Sometimes friendships begin in the simplest of ways. I introduced myself to Courtney as we volunteered on a community project that our church sponsored. She and her husband had just moved to town and I invited them to a small group that met in our home. A long-lasting friendship was born.

Years have passed, and today I thank this same sweet friend for bringing me “out of myself” and encouraging me. For filling up that tank that all humans have. The tank that only caring, listening, loving people can fill. She listened, she affirmed, she asked questions. We understood each other. We shared personal experiences that have taught us a lot about life; particularly about ourselves. We both laughed at our own stories- how we used to think we were always right and how it seemed like a huge eye-opener when we realized it just wasn’t so. How funny.

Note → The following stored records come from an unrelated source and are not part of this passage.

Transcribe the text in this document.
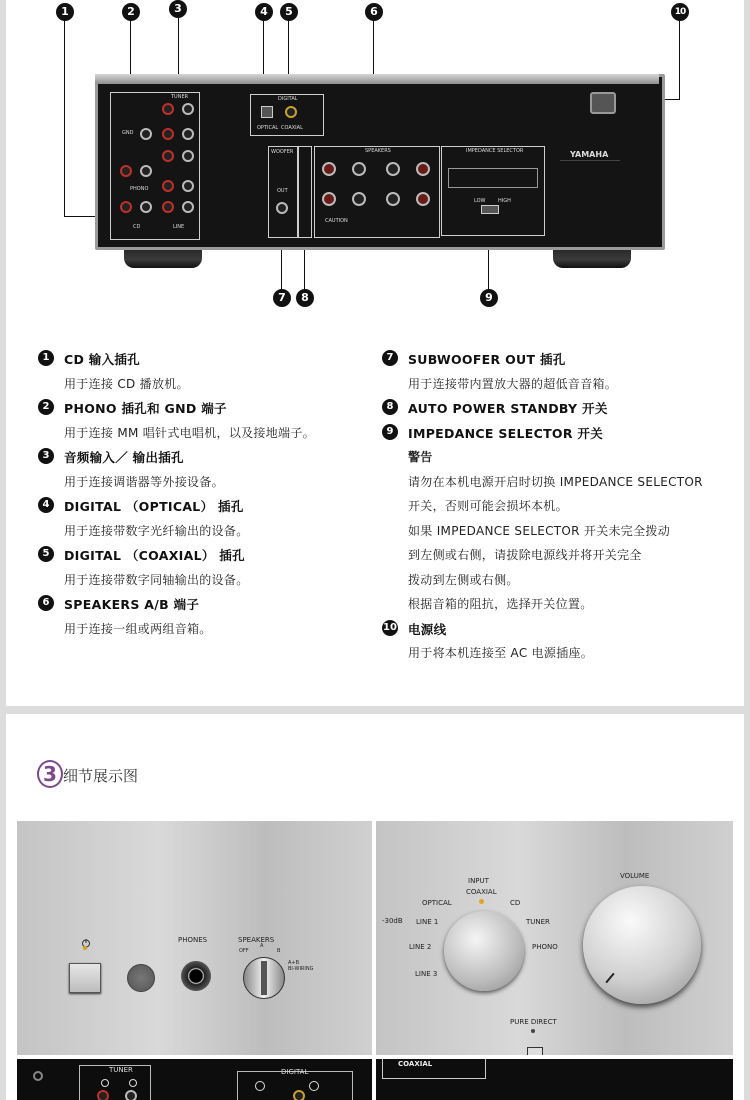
1	2	3	4	5	6	10
7	8	9
TUNER
GND
PHONO
CD	LINE
DIGITAL
OPTICAL COAXIAL
WOOFER
OUT
SPEAKERS
CAUTION
IMPEDANCE SELECTOR
LOW	HIGH
YAMAHA
1	CD 输入插孔
用于连接 CD 播放机。
2	PHONO 插孔和 GND 端子
用于连接 MM 唱针式电唱机，以及接地端子。
3	音频输入／ 输出插孔
用于连接调谐器等外接设备。
4	DIGITAL （OPTICAL） 插孔
用于连接带数字光纤输出的设备。
5	DIGITAL （COAXIAL） 插孔
用于连接带数字同轴输出的设备。
6	SPEAKERS A/B 端子
用于连接一组或两组音箱。
7	SUBWOOFER OUT 插孔
用于连接带内置放大器的超低音音箱。
8	AUTO POWER STANDBY 开关
9	IMPEDANCE SELECTOR 开关
警告
请勿在本机电源开启时切换 IMPEDANCE SELECTOR
开关，否则可能会损坏本机。
如果 IMPEDANCE SELECTOR 开关未完全拨动
到左侧或右侧，请拔除电源线并将开关完全
拨动到左侧或右侧。
根据音箱的阻抗，选择开关位置。
10 电源线
用于将本机连接至 AC 电源插座。
3 细节展示图
PHONES	SPEAKERS
OFF
A
B
A+B
BI-WIRING
INPUT
COAXIAL
OPTICAL	CD
LINE 1	TUNER
LINE 2	PHONO
LINE 3
-30dB
VOLUME
PURE DIRECT
TUNER	DIGITAL
COAXIAL
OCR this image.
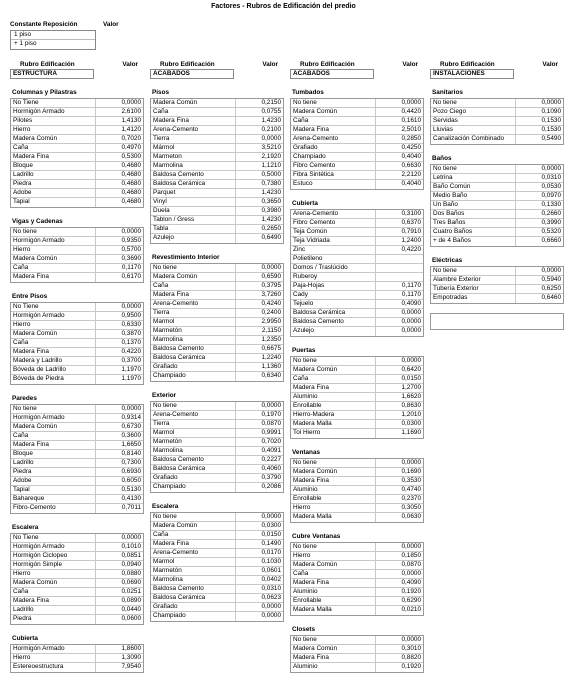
Factores - Rubros de Edificación del predio
Constante Reposición	Valor
1 piso
+ 1 piso
Rubro Edificación	Valor
ESTRUCTURA
Columnas y Pilastras
No Tiene	0,0000
Hormigón Armado	2,6100
Pilotes	1,4130
Hierro	1,4120
Madera Común	0,7020
Caña	0,4970
Madera Fina	0,5300
Bloque	0,4680
Ladrillo	0,4680
Piedra	0,4680
Adobe	0,4680
Tapial	0,4680
Vigas y Cadenas
No tiene	0,0000
Hormigón Armado	0,9350
Hierro	0,5700
Madera Común	0,3690
Caña	0,1170
Madera Fina	0,6170
Entre Pisos
No Tiene	0,0000
Hormigón Armado	0,9500
Hierro	0,6330
Madera Común	0,3870
Caña	0,1370
Madera Fina	0,4220
Madera y Ladrillo	0,3700
Bóveda de Ladrillo	1,1970
Bóveda de Piedra	1,1970
Paredes
No tiene	0,0000
Hormigón Armado	0,9314
Madera Común	0,6730
Caña	0,3600
Madera Fina	1,6650
Bloque	0,8140
Ladrillo	0,7300
Piedra	0,6930
Adobe	0,6050
Tapial	0,5130
Bahareque	0,4130
Fibro-Cemento	0,7011
Escalera
No Tiene	0,0000
Hormigón Armado	0,1010
Hormigón Ciclopeo	0,0851
Hormigón Simple	0,0940
Hierro	0,0880
Madera Común	0,0690
Caña	0,0251
Madera Fina	0,0890
Ladrillo	0,0440
Piedra	0,0600
Cubierta
Hormigón Armado	1,8600
Hierro	1,3090
Estereoestructura	7,9540
Rubro Edificación	Valor
ACABADOS
Pisos
Madera Común	0,2150
Caña	0,0755
Madera Fina	1,4230
Arena-Cemento	0,2100
Tierra	0,0000
Mármol	3,5210
Marmeton	2,1920
Marmolina	1,1210
Baldosa Cemento	0,5000
Baldosa Cerámica	0,7380
Parquet	1,4230
Vinyl	0,3650
Duela	0,3980
Tablon / Gress	1,4230
Tabla	0,2650
Azulejo	0,6490
Revestimiento Interior
No tiene	0,0000
Madera Común	0,6590
Caña	0,3795
Madera Fina	3,7260
Arena-Cemento	0,4240
Tierra	0,2400
Marmol	2,9950
Marmetón	2,1150
Marmolina	1,2350
Baldosa Cemento	0,6675
Baldosa Cerámica	1,2240
Grafiado	1,1360
Champiado	0,6340
Exterior
No tiene	0,0000
Arena-Cemento	0,1970
Tierra	0,0870
Marmol	0,9991
Marmetón	0,7020
Marmolina	0,4091
Baldosa Cemento	0,2227
Baldosa Cerámica	0,4060
Grafiado	0,3790
Champiado	0,2086
Escalera
No tiene	0,0000
Madera Común	0,0300
Caña	0,0150
Madera Fina	0,1490
Arena-Cemento	0,0170
Marmol	0,1030
Marmetón	0,0601
Marmolina	0,0402
Baldosa Cemento	0,0310
Baldosa Cerámica	0,0623
Grafiado	0,0000
Champiado	0,0000
Rubro Edificación	Valor
ACABADOS
Tumbados
No tiene	0,0000
Madera Común	0,4420
Caña	0,1610
Madera Fina	2,5010
Arena-Cemento	0,2850
Grafiado	0,4250
Champiado	0,4040
Fibro Cemento	0,6630
Fibra Sintética	2,2120
Estuco	0,4040
Cubierta
Arena-Cemento	0,3100
Fibro Cemento	0,6370
Teja Común	0,7910
Teja Vidriada	1,2400
Zinc	0,4220
Polietileno
Domos / Traslúcido
Ruberoy
Paja-Hojas	0,1170
Cady	0,1170
Tejuelo	0,4090
Baldosa Cerámica	0,0000
Baldosa Cemento	0,0000
Azulejo	0,0000
Puertas
No tiene	0,0000
Madera Común	0,6420
Caña	0,0150
Madera Fina	1,2700
Aluminio	1,6620
Enrollable	0,8630
Hierro-Madera	1,2010
Madera Malla	0,0300
Tol Hierro	1,1690
Ventanas
No tiene	0,0000
Madera Común	0,1690
Madera Fina	0,3530
Aluminio	0,4740
Enrollable	0,2370
Hierro	0,3050
Madera Malla	0,0630
Cubre Ventanas
No tiene	0,0000
Hierro	0,1850
Madera Común	0,0870
Caña	0,0000
Madera Fina	0,4090
Aluminio	0,1920
Enrollable	0,6290
Madera Malla	0,0210
Closets
No tiene	0,0000
Madera Común	0,3010
Madera Fina	0,8820
Aluminio	0,1920
Rubro Edificación	Valor
INSTALACIONES
Sanitarios
No tiene	0,0000
Pozo Ciego	0,1090
Servidas	0,1530
Lluvias	0,1530
Canalización Combinado	0,5490
Baños
No tiene	0,0000
Letrina	0,0310
Baño Común	0,0530
Medio Baño	0,0970
Un Baño	0,1330
Dos Baños	0,2660
Tres Baños	0,3990
Cuatro Baños	0,5320
+ de 4 Baños	0,6660
Eléctricas
No tiene	0,0000
Alambre Exterior	0,5940
Tubería Exterior	0,6250
Empotradas	0,6460
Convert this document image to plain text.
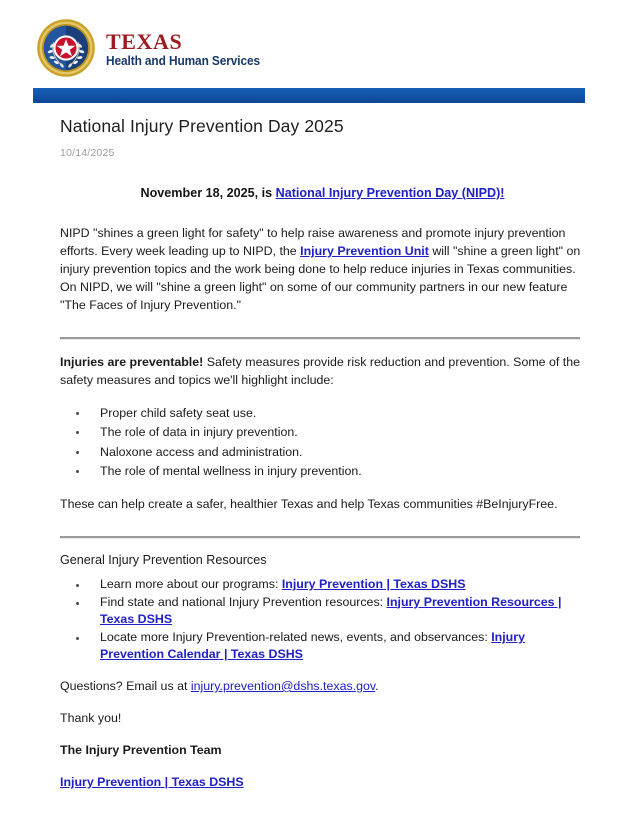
TEXAS
Health and Human Services
National Injury Prevention Day 2025
10/14/2025
November 18, 2025, is National Injury Prevention Day (NIPD)!

NIPD "shines a green light for safety" to help raise awareness and promote injury prevention efforts. Every week leading up to NIPD, the Injury Prevention Unit will "shine a green light" on injury prevention topics and the work being done to help reduce injuries in Texas communities. On NIPD, we will "shine a green light" on some of our community partners in our new feature "The Faces of Injury Prevention."

Injuries are preventable! Safety measures provide risk reduction and prevention. Some of the safety measures and topics we'll highlight include:

Proper child safety seat use.
The role of data in injury prevention.
Naloxone access and administration.
The role of mental wellness in injury prevention.

These can help create a safer, healthier Texas and help Texas communities #BeInjuryFree.

General Injury Prevention Resources
Learn more about our programs: Injury Prevention | Texas DSHS
Find state and national Injury Prevention resources: Injury Prevention Resources | Texas DSHS
Locate more Injury Prevention-related news, events, and observances: Injury Prevention Calendar | Texas DSHS

Questions? Email us at injury.prevention@dshs.texas.gov.

Thank you!

The Injury Prevention Team

Injury Prevention | Texas DSHS
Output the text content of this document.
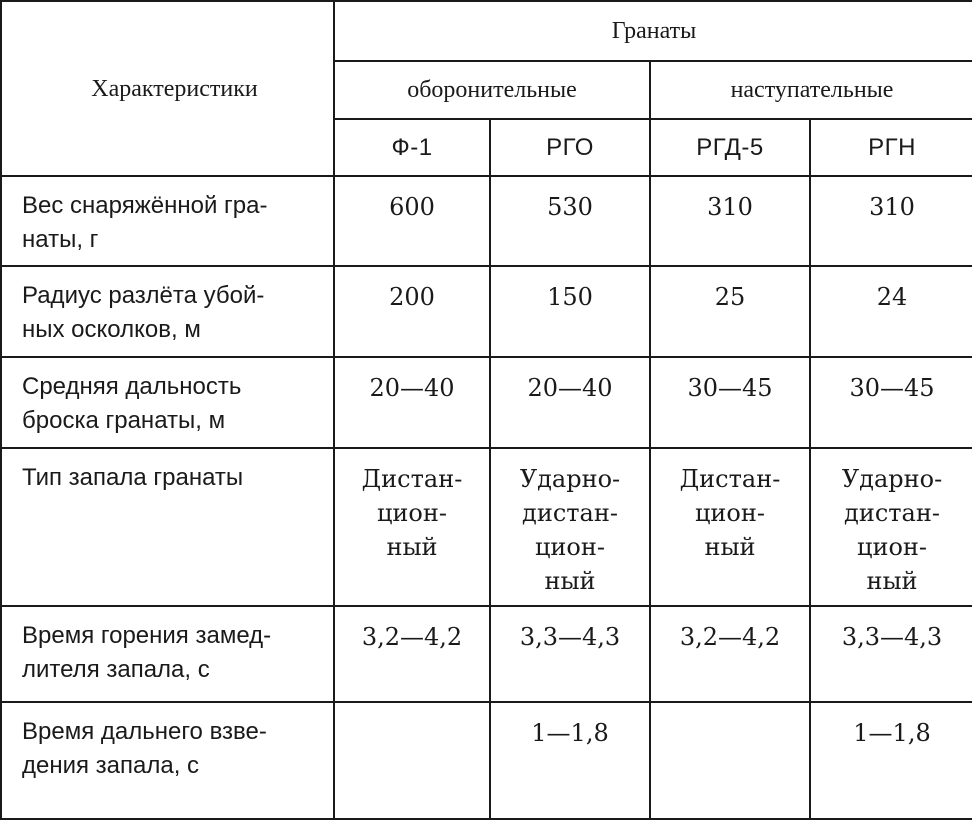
Характеристики	Гранаты			
	оборонительные		наступательные	
	Ф-1	РГО	РГД-5	РГН

Вес снаряжённой гра-
наты, г	600	530	310	310

Радиус разлёта убой-
ных осколков, м	200	150	25	24

Средняя дальность
броска гранаты, м	20—40	20—40	30—45	30—45

Тип запала гранаты	Дистан-
цион-
ный	Ударно-
дистан-
цион-
ный	Дистан-
цион-
ный	Ударно-
дистан-
цион-
ный

Время горения замед-
лителя запала, с	3,2—4,2	3,3—4,3	3,2—4,2	3,3—4,3

Время дальнего взве-
дения запала, с		1—1,8		1—1,8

For a couple of hours every couple of weeks we chat on the phone, from different states, at heart-level about the deep stuff going on. How we want to please God in everything, how it’s hard to love, how we need each other.

What struck me after our conversation today is this. We are in a mentoring relationship that she initiated. She is young enough to be my daughter. I am the one who said yes to the request- to sacrifice my time to be an older wiser guide. How ironic. How funny the upside-down-ness of it all. I have a spring in my step today after our time together. I can only hope she was encouraged as well. As humans we want to be heard and affirmed. Sometimes our needs are met by giving ourselves away. Giving our time for someone else- laying our lives down. I’m really glad I decided to step out of my shell at that work project!

Emerson said, “The only way to have a friend is to be one.”

Or as the book of Proverbs puts it, “To have a friend you must show yourself friendly.”

When we say yes to help someone else, guess who often gains the most?